In the final section (p. 8), Nixon makes his main point in consideration of to whom this article’s main audience would be- a point about education, thinking, and moral choices and judgements. In order to prevent future moral catastrophe, we need to encourage thoughtfulness and discourage thoughtlessness. In order to do this, we need to include philosophers’ biographies when considering their philosophies. Nixon ends by admitting how he believes too much thoughtfulness could lead to mental quagmire, as in Heidegger, thoughtlessness would lead to more Eichmanns, and points to Mendelssohn, whom befriended a teenage Arendt, as giving an example of how to foster thinking. It’s a nice sentiment, and we can agree Mendelssohn did a good thing, however by leaving it there, Nixon fails to follow his own call to action.

Biography does indeed need to be considered when thinking about thinkers and their thoughts- what this really means is we cannot think about thought alone; the material reality and its influences on a persons thoughts and actions is necessary to truly understand either. Nixon does not consider enough the other forms of capital that allowed for Arendt to develop her intellectual capacity, the right mannerisms that would mean a Mendelssohn would be so open to friendly and intellectual discussions, the capital required to get an education and travel and so on. As much as this extra information would help build a clearer picture of the reasons and their connections to all the actions in our social world, the Bourdieusian toolbox cannot make normative claims about what we should do.

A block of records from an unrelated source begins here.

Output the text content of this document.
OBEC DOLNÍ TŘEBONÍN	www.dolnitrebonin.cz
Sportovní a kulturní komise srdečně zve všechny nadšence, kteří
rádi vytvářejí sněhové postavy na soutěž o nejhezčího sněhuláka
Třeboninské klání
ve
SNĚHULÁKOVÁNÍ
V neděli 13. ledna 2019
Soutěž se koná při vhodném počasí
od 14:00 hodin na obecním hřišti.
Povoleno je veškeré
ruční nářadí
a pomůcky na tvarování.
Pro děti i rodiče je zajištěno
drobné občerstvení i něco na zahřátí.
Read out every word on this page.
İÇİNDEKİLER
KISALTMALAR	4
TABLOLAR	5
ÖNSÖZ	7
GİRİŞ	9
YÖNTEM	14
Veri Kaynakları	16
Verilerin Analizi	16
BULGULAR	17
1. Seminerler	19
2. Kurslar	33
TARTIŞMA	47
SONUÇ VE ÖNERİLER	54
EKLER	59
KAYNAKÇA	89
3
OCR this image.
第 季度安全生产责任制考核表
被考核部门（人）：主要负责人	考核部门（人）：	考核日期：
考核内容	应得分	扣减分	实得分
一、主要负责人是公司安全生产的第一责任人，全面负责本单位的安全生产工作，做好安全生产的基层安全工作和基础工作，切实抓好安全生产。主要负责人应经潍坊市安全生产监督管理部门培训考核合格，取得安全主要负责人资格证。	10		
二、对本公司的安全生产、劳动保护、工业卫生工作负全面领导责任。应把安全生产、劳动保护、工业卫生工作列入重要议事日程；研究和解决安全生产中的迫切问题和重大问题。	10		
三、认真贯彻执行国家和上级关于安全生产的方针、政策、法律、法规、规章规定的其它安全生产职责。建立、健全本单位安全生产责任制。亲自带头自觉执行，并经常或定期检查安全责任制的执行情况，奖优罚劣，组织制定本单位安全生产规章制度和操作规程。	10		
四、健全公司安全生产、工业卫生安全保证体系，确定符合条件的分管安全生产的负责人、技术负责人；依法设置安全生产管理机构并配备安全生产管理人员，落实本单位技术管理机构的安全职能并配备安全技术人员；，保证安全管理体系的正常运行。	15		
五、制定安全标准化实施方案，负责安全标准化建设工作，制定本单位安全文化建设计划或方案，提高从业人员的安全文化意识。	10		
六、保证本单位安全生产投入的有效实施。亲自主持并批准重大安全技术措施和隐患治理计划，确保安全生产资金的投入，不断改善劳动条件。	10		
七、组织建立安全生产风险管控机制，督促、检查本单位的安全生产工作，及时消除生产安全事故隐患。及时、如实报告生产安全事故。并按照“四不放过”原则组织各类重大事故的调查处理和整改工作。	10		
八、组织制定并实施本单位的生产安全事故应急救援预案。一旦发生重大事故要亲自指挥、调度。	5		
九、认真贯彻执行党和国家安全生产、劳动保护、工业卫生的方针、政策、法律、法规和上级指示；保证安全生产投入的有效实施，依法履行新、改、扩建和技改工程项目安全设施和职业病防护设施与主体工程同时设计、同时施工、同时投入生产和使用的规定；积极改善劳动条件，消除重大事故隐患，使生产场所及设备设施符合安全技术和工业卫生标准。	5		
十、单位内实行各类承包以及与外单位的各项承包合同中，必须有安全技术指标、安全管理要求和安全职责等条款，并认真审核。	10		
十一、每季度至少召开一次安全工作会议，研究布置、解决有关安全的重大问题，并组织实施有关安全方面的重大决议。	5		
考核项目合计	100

When considering whether rules and norms in today’s liberal societies in the West, the usual measuring stick is freedom. What that freedom is, however, isn’t usually clear. Even freedom itself, especially here the kind of freedom to make decisions we have truly decided to act upon ourselves is somewhat determined by factors out of our control. The more freedom we have to make moral decisions also includes all the wrong decisions and we must endeavour that the choices available to even those who aren’t free are good- as was apparently the case with Eichmann. We also need to hope that when people are steered towards choices deemed good by those with the power to create such avenues of existence (to deny such avenues exist denies the social fact of reproduction, and to hope for such avenues to disappear is utopian ignorance, at least to this author and I would imagine Arendt, Bourdieu, etc would agree), we could imagine that given the tools, the ability to think and so choose freely, whatever action, people would still make the same choice.

Thoughtfulness and reflexivity are the roots of our freedom, limited by chains of social circumstances, guided in the trellis of our institutions, budding and sometimes cut off by the drama of human luck. Perhaps Bourdieu, thinking of thinking as a social activity did not see it’s function above strategies of playing the game of social (re)production of society. Perhaps Arendt intentionally left out this aspect of her true thoughts about the world which may have inhibited her academic ascendancy. Regardless though, both thinkers saw teaching everyone how to think, not just what to think, as they key to improving society and promoting justice. Clearly, being of different times, this meant focusing on different issues, but what are the issues their lines of thinking bring to light as most important today?

I leave this article quite open-ended here and hope the reader will reflect on their own thinking. How has your ability to think been impacted or limited by events in your life, your original social position, or perhaps by the choices of books you were steered towards by parents/guardians and/or educators? How do your interests, also having been affected by your socialisation, reflect these limits? What is the freedom that education should bring and do you believe education has succeeded or failed?